Using technology to combat crime and promote the rule of law

"Technology and globalization enable criminals to work across regions; increasing their reach, their crimes and their profits. Just as the Internet has transformed every aspect of our lives, it has also become a cornerstone of criminality." In a 2017 op-ed, UNODC Executive Director, Mr. Yury Fedotov warned how, in an increasing high-tech world, science, technology and innovation could be manipulated for criminal purposes. 

Criminals manipulate new technologies to recruit and exploit victims of human trafficking or spread extremist ideologies. The internet can also serve as an illicit market for drugs, firearms or trafficked wildlife products and a 2018 study estimated that cybercrime cost approximatively 600 billion US dollars. In its resolution to counter the use of information and communications technologies for criminal purposes, the UN General Assembly shared its concern regarding "the increase in the rate and diversity of crimes committed in the digital world and their impact on the stability of critical infrastructure of States and enterprises and on the well-being of individuals."

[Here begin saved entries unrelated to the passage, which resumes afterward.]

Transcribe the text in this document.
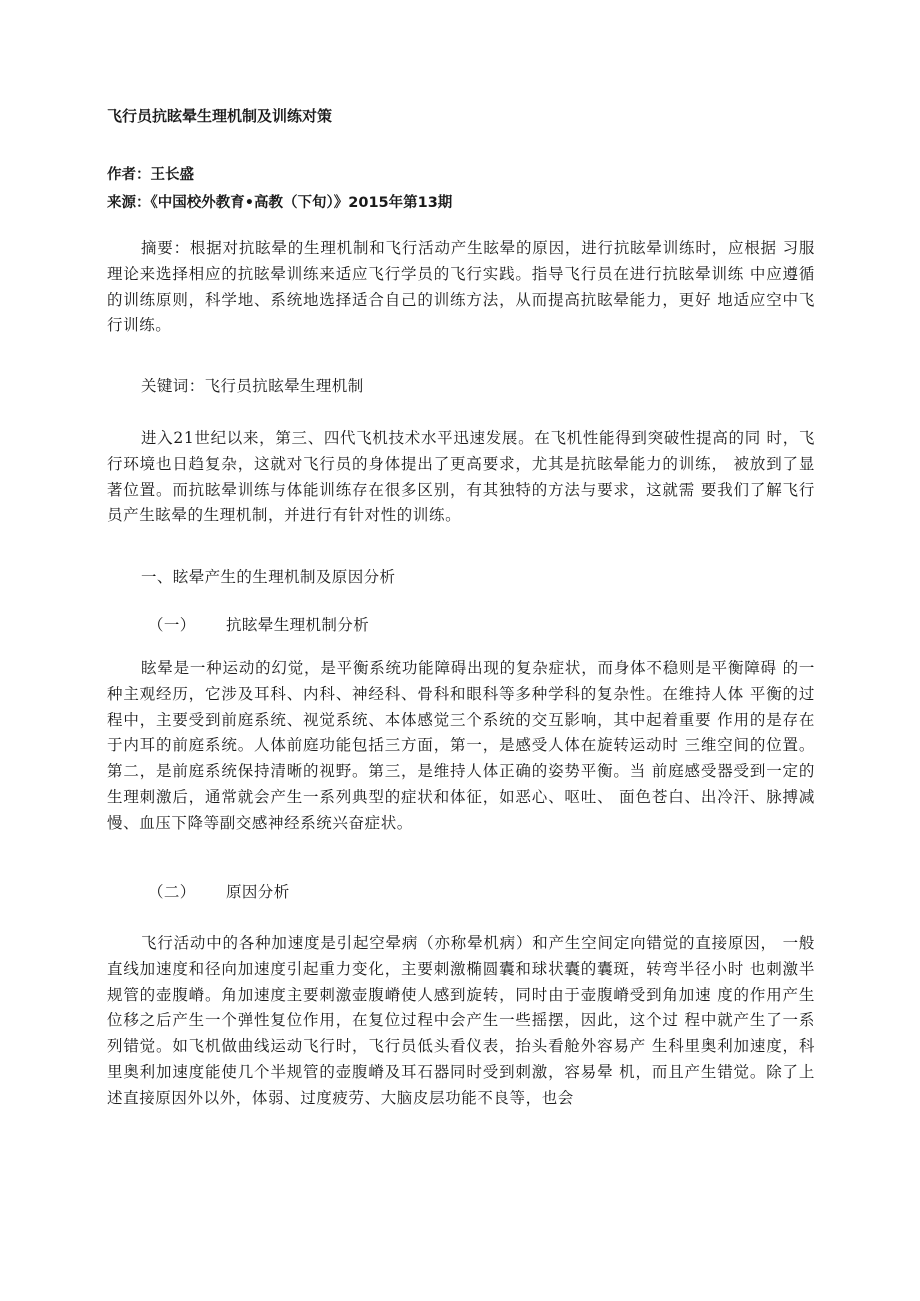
飞行员抗眩晕生理机制及训练对策
作者：王长盛
来源：《中国校外教育•高教（下旬）》2015年第13期

摘要：根据对抗眩晕的生理机制和飞行活动产生眩晕的原因，进行抗眩晕训练时，应根据 习服理论来选择相应的抗眩晕训练来适应飞行学员的飞行实践。指导飞行员在进行抗眩晕训练 中应遵循的训练原则，科学地、系统地选择适合自己的训练方法，从而提高抗眩晕能力，更好 地适应空中飞行训练。

关键词：飞行员抗眩晕生理机制

进入21世纪以来，第三、四代飞机技术水平迅速发展。在飞机性能得到突破性提高的同 时，飞行环境也日趋复杂，这就对飞行员的身体提出了更高要求，尤其是抗眩晕能力的训练， 被放到了显著位置。而抗眩晕训练与体能训练存在很多区别，有其独特的方法与要求，这就需 要我们了解飞行员产生眩晕的生理机制，并进行有针对性的训练。

一、眩晕产生的生理机制及原因分析
（一） 抗眩晕生理机制分析

眩晕是一种运动的幻觉，是平衡系统功能障碍出现的复杂症状，而身体不稳则是平衡障碍 的一种主观经历，它涉及耳科、内科、神经科、骨科和眼科等多种学科的复杂性。在维持人体 平衡的过程中，主要受到前庭系统、视觉系统、本体感觉三个系统的交互影响，其中起着重要 作用的是存在于内耳的前庭系统。人体前庭功能包括三方面，第一，是感受人体在旋转运动时 三维空间的位置。第二，是前庭系统保持清晰的视野。第三，是维持人体正确的姿势平衡。当 前庭感受器受到一定的生理刺激后，通常就会产生一系列典型的症状和体征，如恶心、呕吐、 面色苍白、出冷汗、脉搏减慢、血压下降等副交感神经系统兴奋症状。

（二） 原因分析

飞行活动中的各种加速度是引起空晕病（亦称晕机病）和产生空间定向错觉的直接原因， 一般直线加速度和径向加速度引起重力变化，主要刺激椭圆囊和球状囊的囊斑，转弯半径小时 也刺激半规管的壶腹嵴。角加速度主要刺激壶腹嵴使人感到旋转，同时由于壶腹嵴受到角加速 度的作用产生位移之后产生一个弹性复位作用，在复位过程中会产生一些摇摆，因此，这个过 程中就产生了一系列错觉。如飞机做曲线运动飞行时，飞行员低头看仪表，抬头看舱外容易产 生科里奥利加速度，科里奥利加速度能使几个半规管的壶腹嵴及耳石器同时受到刺激，容易晕 机，而且产生错觉。除了上述直接原因外以外，体弱、过度疲劳、大脑皮层功能不良等，也会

Yet, to use the words of Maria Luiza Ribeiro Viotti, Chef de Cabinet for the UN Secretary-General, "the aspirations of the 2030 Agenda cannot be through business as usual" as technology and innovation have an important role to play reaching the Sustainable Development Goals. In this spirit, UNODC has been engaging with young Nigerian coders to come up with technological ways to combat organized crime. The winners of our March 2019 Hackathon for Justice attended the World Bank's Law, Justice and Development Week to discuss how technology can be used to promote the rule of law. 

Following the success of the first Hackathon in Lagos, Facebook Developers Circle and UNODC supported Girls Voices Initiative (GVI) in organizing a Girls Hackathon for Justice during which 45 secondary school girls came up with innovative proposals on child trafficking, educating children about their rights, Gender-based violence (GBV) and other rights violation issues.

This event just marked a beginning for the girls.  While GVI will provide a free Python holiday course for the top five teams, Facebook Developers Circle offered to provide mentoring and technical support to the ideas of the winning team and the first and second runners-up. Moreover, the Office for ICT Innovation and Entrepreneurship (OIIE), a subsidiary of the National Information Technology Development Agency (NITDA) offered to engage the girls in the hackathon event for startups in Abuja, and the Institute of Electrical and Electronic Engineers Young Professionals (IEEEYP) offered to mentor the last two teams.